23 September 2015. Perjalanan menuju dasawarsa keduamu....



Hari ini. 11 tahun yang lalu. Nggak bisa tidur semalaman. Harus menghirup oksigen sejak tiba di rumah sakit walaupun nafas baik-baik saja, tapi detak jantung si jabang bayi di dalam sudah tak beraturan. Antara bahagia dan cemas. Will I see my baby alive?. Will she be OK?. Will WE be OK?.

Hari ini. 11 tahun kemudian. Melihat dia tumbuh. Berantem. Berdebat. Menangis saat dia menangis. Ketawa bareng. Bikin banyolan konyol bareng. Nyanyi bareng. Bikin cerita bareng. Ngomel. 

Dan hari ini, tiba-tiba saya sadar dia telah meninggalkan 1 dasawarsa pertamanya sebagai manusia yang dilahirkan di bumi dengan tujuan tertentu. Apa tujuan dia dilahirkan, hanya Allah semata yang tahu dan tugas dia untuk mencari tahu. Dan tugas saya, tugas kami, adalah menemaninya sepanjang perjalanan itu. 

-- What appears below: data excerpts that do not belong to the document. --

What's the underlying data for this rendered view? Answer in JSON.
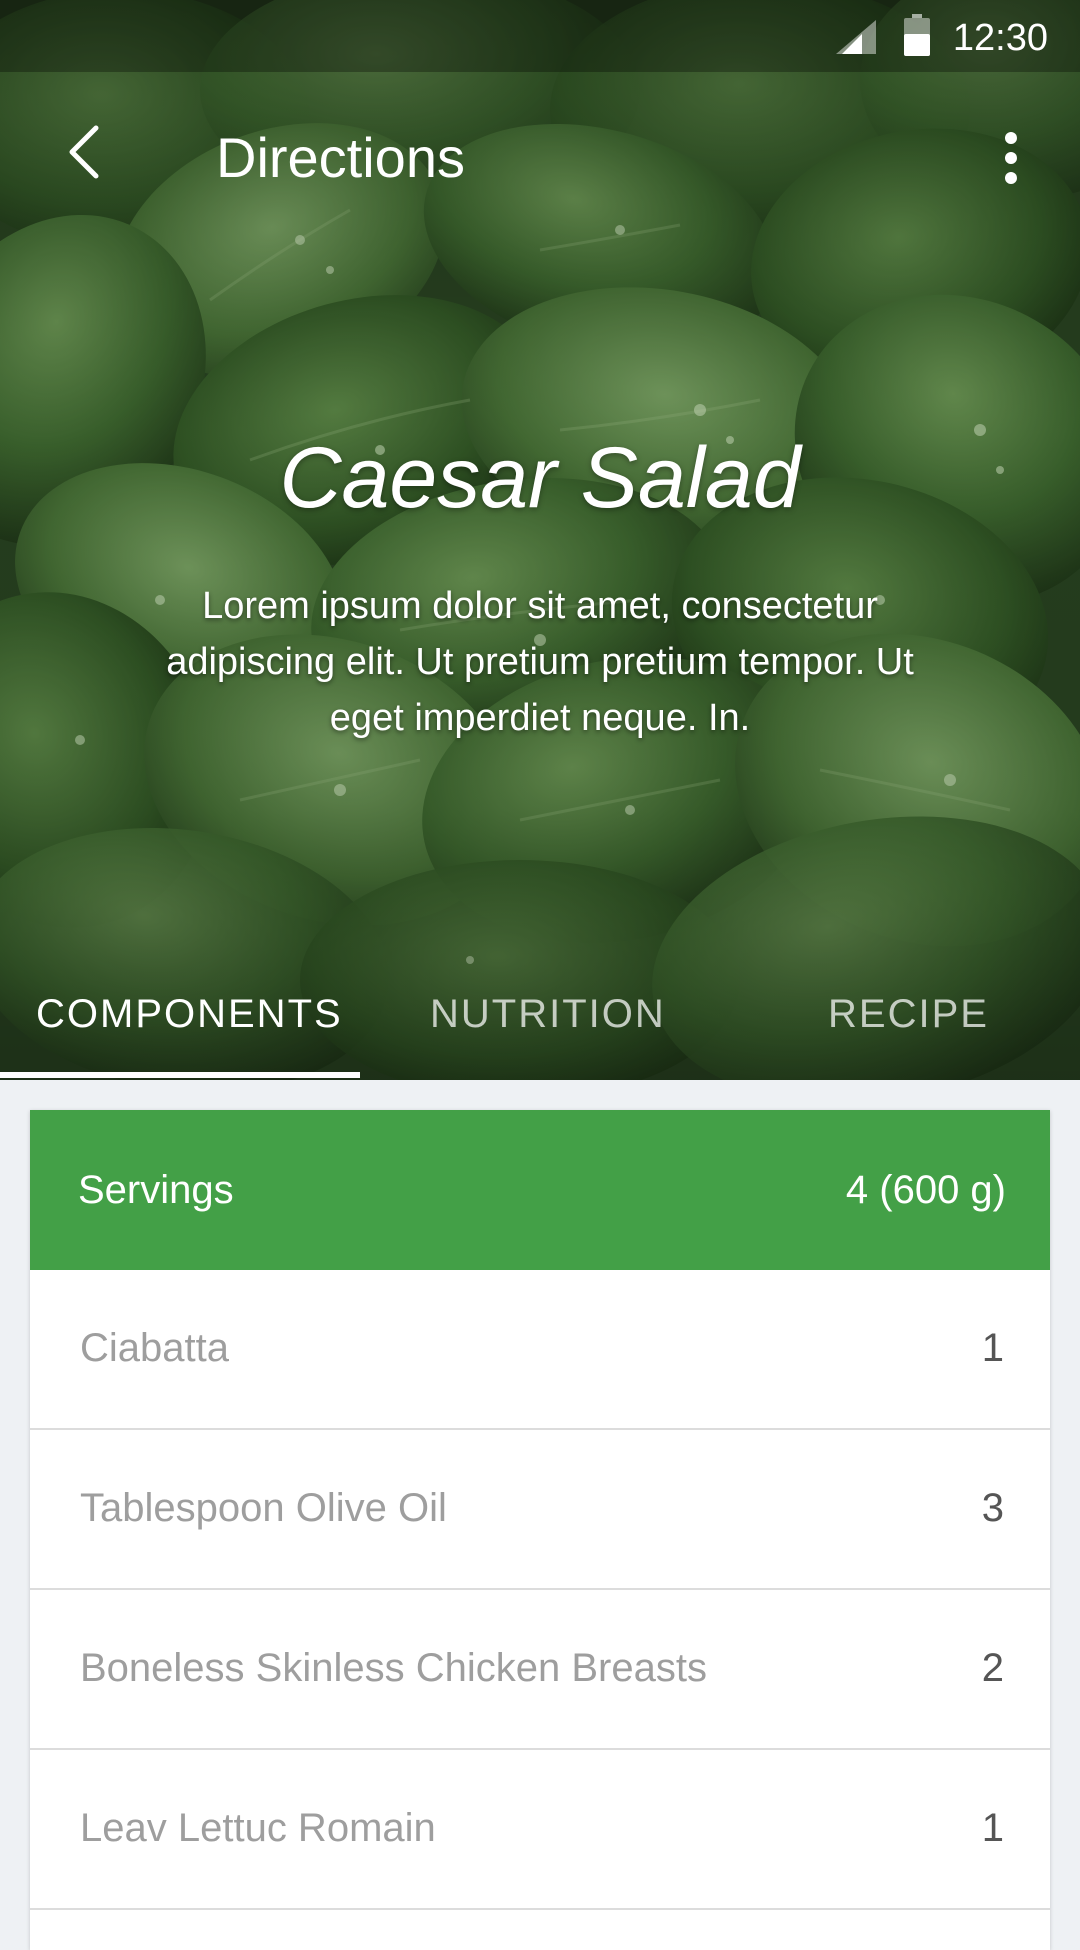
{
  "status_bar": {
    "time": "12:30",
    "icons": [
      "signal-icon",
      "battery-icon"
    ]
  },
  "toolbar": {
    "title": "Directions",
    "back_icon": "chevron-left-icon",
    "menu_icon": "more-vert-icon"
  },
  "hero": {
    "title": "Caesar Salad",
    "description": "Lorem ipsum dolor sit amet, consectetur adipiscing elit. Ut pretium pretium tempor. Ut eget imperdiet neque. In.",
    "background": "spinach-leaves-photo"
  },
  "tabs": [
    {
      "label": "COMPONENTS",
      "selected": true
    },
    {
      "label": "NUTRITION",
      "selected": false
    },
    {
      "label": "RECIPE",
      "selected": false
    }
  ],
  "servings": {
    "label": "Servings",
    "value": "4 (600 g)"
  },
  "ingredients": [
    {
      "name": "Ciabatta",
      "qty": "1"
    },
    {
      "name": "Tablespoon Olive Oil",
      "qty": "3"
    },
    {
      "name": "Boneless Skinless Chicken Breasts",
      "qty": "2"
    },
    {
      "name": "Leav Lettuc Romain",
      "qty": "1"
    }
  ],
  "colors": {
    "accent": "#43a047",
    "background": "#eef1f4",
    "muted_text": "#9e9e9e"
  }
}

Hari ini (eh sejak kemarin ding...), saya seperti disadarkan akan tugas yang akan menjadi lebih berat: menemaninya di dasawarsa keduanya, masa-masa yang sayapun tahu bukan masa-masa yang mudah saat saya tumbuh dulu. Dan suddenly I realised: I am not equipped for this. 

Kita selalu bilang: kita harus dekat dengan anak, harus bisa jadi 'teman' mereka, harus bisa terbuka. Kita selalu bilang jaman sudah berubah. Kitapun, harus berubah demi menemani anak-anak kita menjalani jaman yang makin tak beraturan. 

Well, hello, we are not equipped for that!. I was not brought up that way, so how am I supposed to know how to be like that?. 

Banyaaaak sekali saat-saat yang saya sesali. Saat-saat dimana tanpa saya sengaja (ataupun mungkin, sebetulnya secara sadar....), saya membentak dia. Saat-saat dimana saya sebetulnya ingin bilang, “Please Tara, don’t argue with me, please, not this time, just listen to me and shut up”. Saat-saat dimana dia menangis karena kami bertengkar. Saat-saat yang lalu membuat hati saya sakit. Yang membuat saya memeluknya dan meminta maaf. Tapi saat-saat seperti itu selalu terjadi dan terjadi lagi bagaimanapun kuatnya saya berusaha melawan untuk tidak melakukannya. 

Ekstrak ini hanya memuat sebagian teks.